La rénovation se fera-t-elle sans elle ? Non, au contraire, elle reprend la main et se situe à l'avant du mouvement.

Le site, il est raté ? Elle le reconnaît, il a été fait trop vite. On passe à autre chose. Au demeurant, ça ne mérite pas davantage.

Je n'étais pas à Montpellier, mais les échos qu'en donnent tous les médias sont plutôt roboratifs. Qu'on l'aime ou qu'on ne l'aime pas, Ségolène a un caractère solide et du courage. Est-ce si répandu en politique, où la fragilité et l'art de contourner ou d'éviter les situations difficiles sont menu quotidien.

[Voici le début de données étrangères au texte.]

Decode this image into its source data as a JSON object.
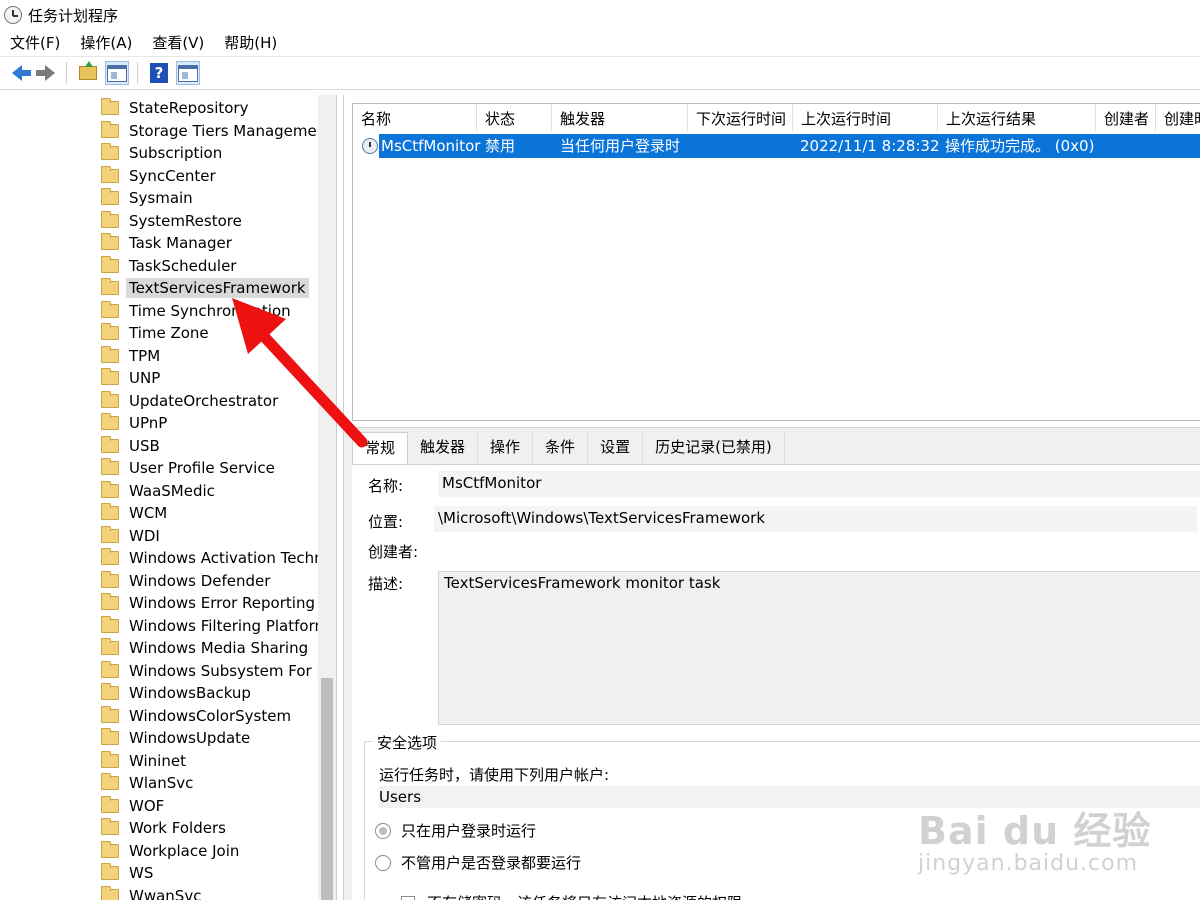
{
  "window": {
    "title": "任务计划程序"
  },
  "menu": {
    "items": [
      "文件(F)",
      "操作(A)",
      "查看(V)",
      "帮助(H)"
    ]
  },
  "toolbar": {
    "help_glyph": "?"
  },
  "tree": {
    "items": [
      {
        "label": "StateRepository",
        "selected": false
      },
      {
        "label": "Storage Tiers Management",
        "selected": false
      },
      {
        "label": "Subscription",
        "selected": false
      },
      {
        "label": "SyncCenter",
        "selected": false
      },
      {
        "label": "Sysmain",
        "selected": false
      },
      {
        "label": "SystemRestore",
        "selected": false
      },
      {
        "label": "Task Manager",
        "selected": false
      },
      {
        "label": "TaskScheduler",
        "selected": false
      },
      {
        "label": "TextServicesFramework",
        "selected": true
      },
      {
        "label": "Time Synchronization",
        "selected": false
      },
      {
        "label": "Time Zone",
        "selected": false
      },
      {
        "label": "TPM",
        "selected": false
      },
      {
        "label": "UNP",
        "selected": false
      },
      {
        "label": "UpdateOrchestrator",
        "selected": false
      },
      {
        "label": "UPnP",
        "selected": false
      },
      {
        "label": "USB",
        "selected": false
      },
      {
        "label": "User Profile Service",
        "selected": false
      },
      {
        "label": "WaaSMedic",
        "selected": false
      },
      {
        "label": "WCM",
        "selected": false
      },
      {
        "label": "WDI",
        "selected": false
      },
      {
        "label": "Windows Activation Technologies",
        "selected": false
      },
      {
        "label": "Windows Defender",
        "selected": false
      },
      {
        "label": "Windows Error Reporting",
        "selected": false
      },
      {
        "label": "Windows Filtering Platform",
        "selected": false
      },
      {
        "label": "Windows Media Sharing",
        "selected": false
      },
      {
        "label": "Windows Subsystem For Linux",
        "selected": false
      },
      {
        "label": "WindowsBackup",
        "selected": false
      },
      {
        "label": "WindowsColorSystem",
        "selected": false
      },
      {
        "label": "WindowsUpdate",
        "selected": false
      },
      {
        "label": "Wininet",
        "selected": false
      },
      {
        "label": "WlanSvc",
        "selected": false
      },
      {
        "label": "WOF",
        "selected": false
      },
      {
        "label": "Work Folders",
        "selected": false
      },
      {
        "label": "Workplace Join",
        "selected": false
      },
      {
        "label": "WS",
        "selected": false
      },
      {
        "label": "WwanSvc",
        "selected": false
      }
    ]
  },
  "task_table": {
    "columns": [
      "名称",
      "状态",
      "触发器",
      "下次运行时间",
      "上次运行时间",
      "上次运行结果",
      "创建者",
      "创建时"
    ],
    "rows": [
      {
        "name": "MsCtfMonitor",
        "status": "禁用",
        "trigger": "当任何用户登录时",
        "next_run": "",
        "last_run": "2022/11/1 8:28:32",
        "last_result": "操作成功完成。 (0x0)",
        "author": ""
      }
    ]
  },
  "detail": {
    "tabs": [
      "常规",
      "触发器",
      "操作",
      "条件",
      "设置",
      "历史记录(已禁用)"
    ],
    "active_tab": "常规",
    "name_label": "名称:",
    "name_value": "MsCtfMonitor",
    "location_label": "位置:",
    "location_value": "\\Microsoft\\Windows\\TextServicesFramework",
    "author_label": "创建者:",
    "author_value": "",
    "description_label": "描述:",
    "description_value": "TextServicesFramework monitor task",
    "security": {
      "legend": "安全选项",
      "run_as_text": "运行任务时，请使用下列用户帐户:",
      "user": "Users",
      "option_logged_on": "只在用户登录时运行",
      "option_logged_on_checked": true,
      "option_whether": "不管用户是否登录都要运行",
      "option_whether_checked": false,
      "no_password": "不存储密码。该任务将只有访问本地资源的权限"
    }
  },
  "watermark": {
    "main": "Bai du 经验",
    "sub": "jingyan.baidu.com"
  },
  "colors": {
    "selection": "#0a74d9",
    "arrow": "#ee1111",
    "tree_selected": "#d9d9d9"
  }
}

Décidément, ça ne fait pas de doute, les femmes en ont !


Sur le journal Le Monde

A Montpellier, Ségolène Royal plaide pour le « dépassement du PS »


« A nous d'agir et de donner envie d'agir autour de nous. » Délaissée par nombre de ses soutiens, critiquée jusque dans les rangs socialistes, Ségolène Royal a donné le coup d'envoi de sa contre-offensive, samedi 19 septembre à Montpellier, lors de sa « Fête de la fraternité ».


Premier objectif de l'événement, organisé avec moins de pompe que la première édition, l'année dernière au Zénith de Paris : remobiliser ses partisans et donner un cap à ses troupes. Ce cap, l'ancienne candidate à la présidentielle l'a fixé en appelant à la formation d'un « mouvement puissant et accueillant que le pays attend ».


« Oui, tous ensemble, nous accompagnerons le dépassement du Parti socialiste. Nous créerons ce mouvement puissant et accueillant que le pays attend », a lancé Mme Royal aux quelque 3 000 personnes – selon la maire de Montpellier, Hélène Mandroux – venues l'écouter. La présidente de la région Poitou-Charentes a invoqué le rassemblement des « salariés, jeunes de toutes origines et de tous horizons, syndicalistes, habitants des campagnes et des villes, intellectuels, acteurs engagés dans les associations ».


« LEURS CODES, LEURS COMPROMISSIONS »

Revenant sur ses difficultés au sein de l'appareil socialiste et les critiques dont elle fait l'objet, Ségolène Royal a raillé le « microcosme parisien » qui ne supporte pas sa « liberté de ton » et son refus de s'assujettir « à leurs codes, à leurs compromissions ». « Comme si quelques notables de la politique, en attente de jours meilleurs et allant faire leur marché ailleurs, comptaient davantage que vous tous », a-t-elle lancé.


Accueillie aux cris de « Ségolène présidente », la responsable socialiste a montré qu'elle entendait bien rester en course pour la présidentielle de 2012 et comptait sur le soutien de la base militante et de l'opinion. « Je ne me sens pas seule (...) Je crois à la force citoyenne et ce qui compte, c'est la constance et le chemin dans lequel nous avançons », a-t-elle affirmé. « Vous, ici, vous êtes heureux, vous êtes la France qu'on aime ».


Fustigeant la « connivence » dans les milieux bancaires et saluant la « France métissée », Ségolène Royal a décoché quelques flèches à
Nicolas Sarkozy
, assurant qu'on ne peut pas « ouvrir à gauche et gouverner à droite ». Elle a appelé le chef de l'Etat à « accorder un peu ses belles déclarations d'intention à des décisions politiques réelles », notamment au prochain G20 de Pittsburgh, dont « l'agenda est si mince ».